Saturday, November 5, 2011

We all own the information (#1009)

I find it somewhat troubling that some think that they are the exclusive imaginariums of ideas and concepts that they can copyright or trademark. Now I know we have a system that protects intellectual property but the fact that most all knowledge is handed down from generation to generation somewhat dilutes the claim that any one person is the sole owner of ideas and concepts that spring from the knowledge base. Economics has it's rules and as such the rules have been in place for centuries that differentiate ideas and concepts as property. I am just unsettled by this long standing tradition. Ideas and concepts as property are part of the problem in my view. We all get our "new" ideas off the backs of older ideas that have been generally in society as free to learn. The wedge, like idea or concept ownership, that is acceptable in economics has a direct impact on our actions within our social community. Society is segregated by the principles that operate both economics and religion.

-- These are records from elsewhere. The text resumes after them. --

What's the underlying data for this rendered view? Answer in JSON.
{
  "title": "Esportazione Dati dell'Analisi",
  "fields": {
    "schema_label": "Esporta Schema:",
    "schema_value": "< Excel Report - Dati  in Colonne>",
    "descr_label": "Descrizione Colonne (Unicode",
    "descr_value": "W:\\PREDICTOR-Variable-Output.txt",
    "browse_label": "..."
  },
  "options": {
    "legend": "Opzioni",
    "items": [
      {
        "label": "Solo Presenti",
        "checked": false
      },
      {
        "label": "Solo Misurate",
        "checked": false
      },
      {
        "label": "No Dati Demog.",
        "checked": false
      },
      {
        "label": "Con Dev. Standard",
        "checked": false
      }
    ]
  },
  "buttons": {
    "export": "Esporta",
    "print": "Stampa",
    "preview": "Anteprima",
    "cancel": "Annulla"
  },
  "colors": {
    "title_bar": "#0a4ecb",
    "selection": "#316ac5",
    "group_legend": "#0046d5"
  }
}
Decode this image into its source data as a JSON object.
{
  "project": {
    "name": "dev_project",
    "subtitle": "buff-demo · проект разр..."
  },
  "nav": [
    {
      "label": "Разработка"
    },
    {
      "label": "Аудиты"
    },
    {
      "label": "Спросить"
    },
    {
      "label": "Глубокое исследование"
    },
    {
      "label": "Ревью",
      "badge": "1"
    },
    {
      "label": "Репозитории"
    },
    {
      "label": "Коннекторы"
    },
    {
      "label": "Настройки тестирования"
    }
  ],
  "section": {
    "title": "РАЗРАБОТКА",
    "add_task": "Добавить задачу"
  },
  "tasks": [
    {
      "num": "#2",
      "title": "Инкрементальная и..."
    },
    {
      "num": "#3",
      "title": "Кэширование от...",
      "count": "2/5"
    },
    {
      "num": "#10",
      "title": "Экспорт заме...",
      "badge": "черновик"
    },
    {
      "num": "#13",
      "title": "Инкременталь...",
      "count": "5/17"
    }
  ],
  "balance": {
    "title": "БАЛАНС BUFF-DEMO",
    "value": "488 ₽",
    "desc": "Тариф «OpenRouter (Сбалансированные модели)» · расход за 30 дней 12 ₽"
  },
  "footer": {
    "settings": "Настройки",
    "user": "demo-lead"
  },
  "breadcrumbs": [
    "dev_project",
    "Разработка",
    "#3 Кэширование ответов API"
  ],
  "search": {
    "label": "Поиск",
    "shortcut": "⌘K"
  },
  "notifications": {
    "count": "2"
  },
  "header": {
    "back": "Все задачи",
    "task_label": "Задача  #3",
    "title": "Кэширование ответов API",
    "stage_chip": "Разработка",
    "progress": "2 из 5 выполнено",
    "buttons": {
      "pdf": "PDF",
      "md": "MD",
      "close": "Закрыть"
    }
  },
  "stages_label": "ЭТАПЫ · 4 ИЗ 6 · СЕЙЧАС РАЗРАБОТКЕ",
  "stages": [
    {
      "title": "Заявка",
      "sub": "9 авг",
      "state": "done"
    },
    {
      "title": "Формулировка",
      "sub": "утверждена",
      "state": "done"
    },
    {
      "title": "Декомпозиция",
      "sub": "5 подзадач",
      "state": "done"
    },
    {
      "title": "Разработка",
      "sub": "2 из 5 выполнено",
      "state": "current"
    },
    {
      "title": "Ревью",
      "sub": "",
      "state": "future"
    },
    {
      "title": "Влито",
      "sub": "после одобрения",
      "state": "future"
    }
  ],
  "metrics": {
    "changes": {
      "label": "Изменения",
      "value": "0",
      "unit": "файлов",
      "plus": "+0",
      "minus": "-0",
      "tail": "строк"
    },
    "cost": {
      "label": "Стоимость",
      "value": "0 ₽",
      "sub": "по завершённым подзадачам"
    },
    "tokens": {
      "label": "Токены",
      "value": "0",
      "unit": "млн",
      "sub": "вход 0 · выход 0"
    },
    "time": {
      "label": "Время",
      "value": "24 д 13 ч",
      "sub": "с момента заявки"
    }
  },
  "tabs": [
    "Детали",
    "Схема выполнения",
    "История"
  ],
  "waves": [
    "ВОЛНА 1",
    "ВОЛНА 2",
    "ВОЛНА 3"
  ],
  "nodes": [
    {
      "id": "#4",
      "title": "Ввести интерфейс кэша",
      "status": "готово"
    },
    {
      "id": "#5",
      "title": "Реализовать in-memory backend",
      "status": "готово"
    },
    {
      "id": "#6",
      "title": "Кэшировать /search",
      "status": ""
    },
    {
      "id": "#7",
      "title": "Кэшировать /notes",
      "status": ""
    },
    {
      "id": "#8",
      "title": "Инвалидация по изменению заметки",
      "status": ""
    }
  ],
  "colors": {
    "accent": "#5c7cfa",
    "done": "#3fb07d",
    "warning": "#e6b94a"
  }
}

I will leave religion out of this for now and focus on how ideas and concepts and their ownership, as to economics, adversely affect the social growth of all of us humans. When we do not share the idea and concepts that naturally follow from advancing logic in areas of the yet discovered, we are disassociating our natural instincts for all to be curious. For the sake of economics this has been an acceptable practice, however, not for the maturation of our species. What is more important, our individual ability to define success as winning at economics, or our society improving in all ways possible? I challenge the very foundations that have shaped our society as being serendipitous and not principled, well thought out processes. To reshape our society as to what it is to be human is not outside our grasp but the longer we keep accepting old unnatural paradigms, the further we get form changing our society for the betterment of generations to follow. Information is for all of us regardless of whether economics says different.